GOBABIS: Namibian Police Regional Commander in the Omaheke Region, Commissioner Josephat Abel has warned liquor outlets here to stop the sale of illicit alcohol, which has been declared illegal in the country.
Illicit alcohol is classified as alcohol products that do not comply with Namibian legislation, such as packaging, labelling, contents, composition and subsequently tax evasion.
Abel told Nampa on Tuesday that some liquor outlets still trade in these types of alcohol, despite some forms and brands of alcohol having been declared illegal in the country due to the ingredients contained in them.
A recent operation by the regional police found large quantities of illegal brandy and whisky at liquor trading places, despite consistent warnings not to trade in such alcohol forms.
“We found a large number of such alcohol during our operations, especially in the Otjinene area. This practice must be stopped now as it is harmful to the nation,” Abel charged.
Most popular amongst the banned alcohol is Sir Edwards’ Finest Whisky – a brand of whisky packaged in plastic sachets, which sell for as little as N.dollars 2 per sachet.

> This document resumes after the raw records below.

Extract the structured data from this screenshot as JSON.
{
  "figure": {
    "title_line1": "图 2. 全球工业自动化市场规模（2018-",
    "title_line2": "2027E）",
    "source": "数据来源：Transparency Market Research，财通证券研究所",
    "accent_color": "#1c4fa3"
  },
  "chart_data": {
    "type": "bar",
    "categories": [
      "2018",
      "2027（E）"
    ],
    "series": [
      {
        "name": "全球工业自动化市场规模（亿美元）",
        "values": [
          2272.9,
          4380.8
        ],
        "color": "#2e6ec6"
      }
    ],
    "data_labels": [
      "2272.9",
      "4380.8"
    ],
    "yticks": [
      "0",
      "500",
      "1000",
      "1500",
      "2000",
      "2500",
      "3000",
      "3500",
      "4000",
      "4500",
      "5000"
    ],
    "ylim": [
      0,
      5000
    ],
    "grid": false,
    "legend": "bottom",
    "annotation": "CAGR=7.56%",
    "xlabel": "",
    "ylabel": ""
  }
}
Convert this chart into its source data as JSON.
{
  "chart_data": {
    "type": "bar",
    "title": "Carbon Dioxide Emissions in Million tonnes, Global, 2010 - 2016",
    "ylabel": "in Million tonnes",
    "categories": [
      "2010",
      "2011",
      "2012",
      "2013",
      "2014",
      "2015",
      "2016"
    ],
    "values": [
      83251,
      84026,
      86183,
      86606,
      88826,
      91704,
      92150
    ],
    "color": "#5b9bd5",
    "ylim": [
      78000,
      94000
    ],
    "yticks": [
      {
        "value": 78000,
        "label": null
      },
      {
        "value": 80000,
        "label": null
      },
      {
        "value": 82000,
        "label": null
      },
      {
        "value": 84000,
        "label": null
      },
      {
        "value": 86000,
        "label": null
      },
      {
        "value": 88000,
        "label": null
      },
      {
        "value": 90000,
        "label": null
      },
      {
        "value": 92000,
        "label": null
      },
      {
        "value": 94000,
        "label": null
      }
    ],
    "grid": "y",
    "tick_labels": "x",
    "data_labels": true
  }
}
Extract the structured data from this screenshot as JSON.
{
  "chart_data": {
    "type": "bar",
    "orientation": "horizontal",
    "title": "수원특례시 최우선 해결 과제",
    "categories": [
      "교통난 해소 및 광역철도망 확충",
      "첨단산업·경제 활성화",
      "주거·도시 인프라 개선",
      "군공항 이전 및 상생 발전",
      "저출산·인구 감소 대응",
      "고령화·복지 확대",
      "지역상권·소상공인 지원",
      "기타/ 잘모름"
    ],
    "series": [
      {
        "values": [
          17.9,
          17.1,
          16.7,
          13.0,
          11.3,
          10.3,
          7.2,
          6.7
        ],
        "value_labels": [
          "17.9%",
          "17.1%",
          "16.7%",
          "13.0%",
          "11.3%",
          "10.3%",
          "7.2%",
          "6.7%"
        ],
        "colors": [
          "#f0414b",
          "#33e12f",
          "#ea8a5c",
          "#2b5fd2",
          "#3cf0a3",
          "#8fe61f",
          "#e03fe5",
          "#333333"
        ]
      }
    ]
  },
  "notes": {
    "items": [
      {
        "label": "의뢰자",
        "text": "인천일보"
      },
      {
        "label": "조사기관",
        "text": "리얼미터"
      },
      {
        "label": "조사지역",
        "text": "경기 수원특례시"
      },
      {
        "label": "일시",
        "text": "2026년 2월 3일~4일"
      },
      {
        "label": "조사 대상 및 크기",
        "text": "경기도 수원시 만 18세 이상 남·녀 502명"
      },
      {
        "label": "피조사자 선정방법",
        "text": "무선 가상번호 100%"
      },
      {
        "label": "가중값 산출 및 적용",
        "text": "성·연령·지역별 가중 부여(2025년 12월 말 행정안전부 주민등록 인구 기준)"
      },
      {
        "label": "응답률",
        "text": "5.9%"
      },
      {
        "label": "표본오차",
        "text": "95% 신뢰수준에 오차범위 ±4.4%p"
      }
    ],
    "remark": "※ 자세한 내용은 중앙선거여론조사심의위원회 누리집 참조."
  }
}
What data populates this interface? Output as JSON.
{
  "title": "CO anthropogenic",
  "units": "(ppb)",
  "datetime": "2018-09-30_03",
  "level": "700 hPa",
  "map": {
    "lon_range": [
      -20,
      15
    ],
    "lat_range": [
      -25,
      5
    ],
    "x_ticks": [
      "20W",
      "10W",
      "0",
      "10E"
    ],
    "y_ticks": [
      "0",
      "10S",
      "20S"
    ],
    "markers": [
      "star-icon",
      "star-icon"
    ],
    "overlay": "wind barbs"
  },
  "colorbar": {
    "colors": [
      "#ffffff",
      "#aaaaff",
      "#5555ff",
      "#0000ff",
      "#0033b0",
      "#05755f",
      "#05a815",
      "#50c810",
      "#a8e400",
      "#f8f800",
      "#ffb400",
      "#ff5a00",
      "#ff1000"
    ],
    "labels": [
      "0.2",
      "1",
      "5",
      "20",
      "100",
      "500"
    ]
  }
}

The content of the Sir Edwards’ Finest Whisky was found not to be in sync with the 43 per cent claimed on the package.
The product’s label is also contradictory, as it claims to be ‘Produced and Bottled in South Africa’, but also claims to be “Blended with Scotch Whisky”.
According to the Self-regulatory Alcohol Industry Forum (SAIF), products which do not comply with the Liquor Act of 1998 are still found in Namibia, and people who consume these products are unaware that the products may not necessarily be what they think it is.
Some of these products are also not legal in their markets of origin, yet they are sold in Namibia.
Nampa has leant that although such products are marketed as whiskey or brandy, they are in fact simple mixtures of neutral alcohol with colourants and flavourants.
Such products do not comply with Section 48 of the Act on the sale of illicit alcohol, which deals with brand reliability.
Abel said the sale of illicit cigarettes is also doing the rounds in the region, and those found guilty of such acts will be hammered with similar punishments as those for illicit alcohol.
“There is this brand of cigarettes called ‘Yes’, which is also illegal, and we have been confiscating a number of them from outlets. If you are one of those selling such cigarettes, be warned that we are coming after you,” he noted.
SAIF has partnered with other stakeholders in the industry such as the Namibia Standards’ Institution (NSI); the Ministries of Justice, Finance and Trade and Industry; NamPol; Namibia Shebeen Association; and the City of Windhoek to combat the production and/or consumption of illicit alcohol and related products in the Namibian market.